There is a smiling, cloyingly attentive nurse hovering around him in the hospital, who is so creepy she makes your hair not just stand on end but twirl about corkscrew-style. She's called Nurse Pamela Pilcher and played to perfection by Melissa Leo. I kept remembering the nurse in One Flew Over The Cuckoo's Nest.
But Ethan's mind-bending nightmare has just begun. Sample this:
The hospital is weirdly empty and deserted.
He doesn't have his wallet or his phone with him. They're apparently with the town sheriff who turns out to be an ice cream-licking weirdo. He can't call his wife and son. He can't call his office. Nurse Pam beams at him brightly but is of no help at all (or does she not *want* to help?).
He lurches out of the hospital and goes into a bar where he meets a bartender, Beverly, who seems reassuringly normal and gets him a burger. Then she scribbles her address on a piece of paper. But when Ethan looks at the paper there is also a message: 'There are no crickets in Wayward Pines.' And when he steps outside and hears the sounds of crickets from a nearby bush, he peers inside and discovers a recorder emitting cricket sounds. Yes, I know, creepy.
He goes to the address and discovers it's a rundown, decrepit house. And in one of the rooms is the bloated corpse of one of the missing agents, Bill.
The second missing agent, Kate, suddenly turns up a little later in the episode, all smiley-smiley at an open-air picnic. Ethan follows her to her home and discovers she has a husband. When he gets her alone for a few moments, she tells him "They're watching everything." She also tells him she's been living in Wayward Pines for 12 years which is a little disconcerting for Ethan since he just met her five weeks ago.
More inexplicable things happen. Nothing makes any sense.
Ethan grabs a car and decides to get the hell out of Wayward Pines. He drives out only to find that the road leads him right back to Wayward Pines.
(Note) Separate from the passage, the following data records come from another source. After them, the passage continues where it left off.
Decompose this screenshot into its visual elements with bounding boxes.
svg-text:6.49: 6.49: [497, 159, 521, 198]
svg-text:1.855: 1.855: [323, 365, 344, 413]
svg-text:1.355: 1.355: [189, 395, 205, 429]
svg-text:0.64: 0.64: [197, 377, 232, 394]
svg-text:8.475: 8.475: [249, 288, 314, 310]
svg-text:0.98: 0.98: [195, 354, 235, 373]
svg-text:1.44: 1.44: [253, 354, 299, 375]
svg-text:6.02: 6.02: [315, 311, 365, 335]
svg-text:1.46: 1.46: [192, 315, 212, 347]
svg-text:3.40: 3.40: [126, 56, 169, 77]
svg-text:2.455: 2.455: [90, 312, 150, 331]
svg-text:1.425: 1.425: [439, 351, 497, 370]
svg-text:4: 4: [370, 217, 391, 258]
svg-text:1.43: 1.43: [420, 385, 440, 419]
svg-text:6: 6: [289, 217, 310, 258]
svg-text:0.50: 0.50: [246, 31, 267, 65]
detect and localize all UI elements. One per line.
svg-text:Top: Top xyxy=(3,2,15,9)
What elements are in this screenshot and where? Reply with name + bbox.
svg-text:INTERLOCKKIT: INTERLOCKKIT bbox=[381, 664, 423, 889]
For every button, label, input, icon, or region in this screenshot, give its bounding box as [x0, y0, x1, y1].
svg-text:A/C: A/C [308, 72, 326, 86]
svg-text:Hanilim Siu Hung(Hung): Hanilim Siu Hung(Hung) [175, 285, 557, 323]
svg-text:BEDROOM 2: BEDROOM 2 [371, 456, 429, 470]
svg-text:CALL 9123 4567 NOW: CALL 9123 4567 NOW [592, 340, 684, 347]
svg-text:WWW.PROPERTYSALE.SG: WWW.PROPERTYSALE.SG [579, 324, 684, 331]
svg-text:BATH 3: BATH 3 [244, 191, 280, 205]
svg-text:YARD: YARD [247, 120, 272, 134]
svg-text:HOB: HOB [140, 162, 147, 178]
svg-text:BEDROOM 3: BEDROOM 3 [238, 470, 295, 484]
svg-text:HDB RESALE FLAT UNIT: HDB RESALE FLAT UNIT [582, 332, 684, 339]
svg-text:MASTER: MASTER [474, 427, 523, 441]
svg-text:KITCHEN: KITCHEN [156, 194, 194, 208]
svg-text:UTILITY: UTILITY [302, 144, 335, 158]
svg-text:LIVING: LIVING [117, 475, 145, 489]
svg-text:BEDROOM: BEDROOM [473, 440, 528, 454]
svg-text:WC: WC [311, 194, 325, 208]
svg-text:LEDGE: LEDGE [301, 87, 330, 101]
Now if *that* isn't a show to grab you by the collar and keep you chained to your TV set, I don't know what is. God of horror Stephen King called the premiere episode "outrageously entertaining." The show is also superbly atmospheric and creates an ominous, sinister mood in what looks like a very pretty suburban small town in America.
I'm not giving away any spoilers but the show also takes a brave decision to go for a big reveal mid-way through the series (episode 5 to be precise).
The end, in typical Shyamalan manner, has a sharp sting.
Yes, there are a few things to quibble and grumble about, but on the whole, I found it the equivalent of an unputdownable thriller. It's based on the books called Wayward Pines by American writer Blake Crouch but I was thankful I hadn't read them, otherwise all the suspense would have gone.
I believe Star telecast the show in India but you can watch the entire series online.
Now I'm looking forward to watching Shyamalan's new film, The Visit, out in September. By all accounts, he's got his mojo back.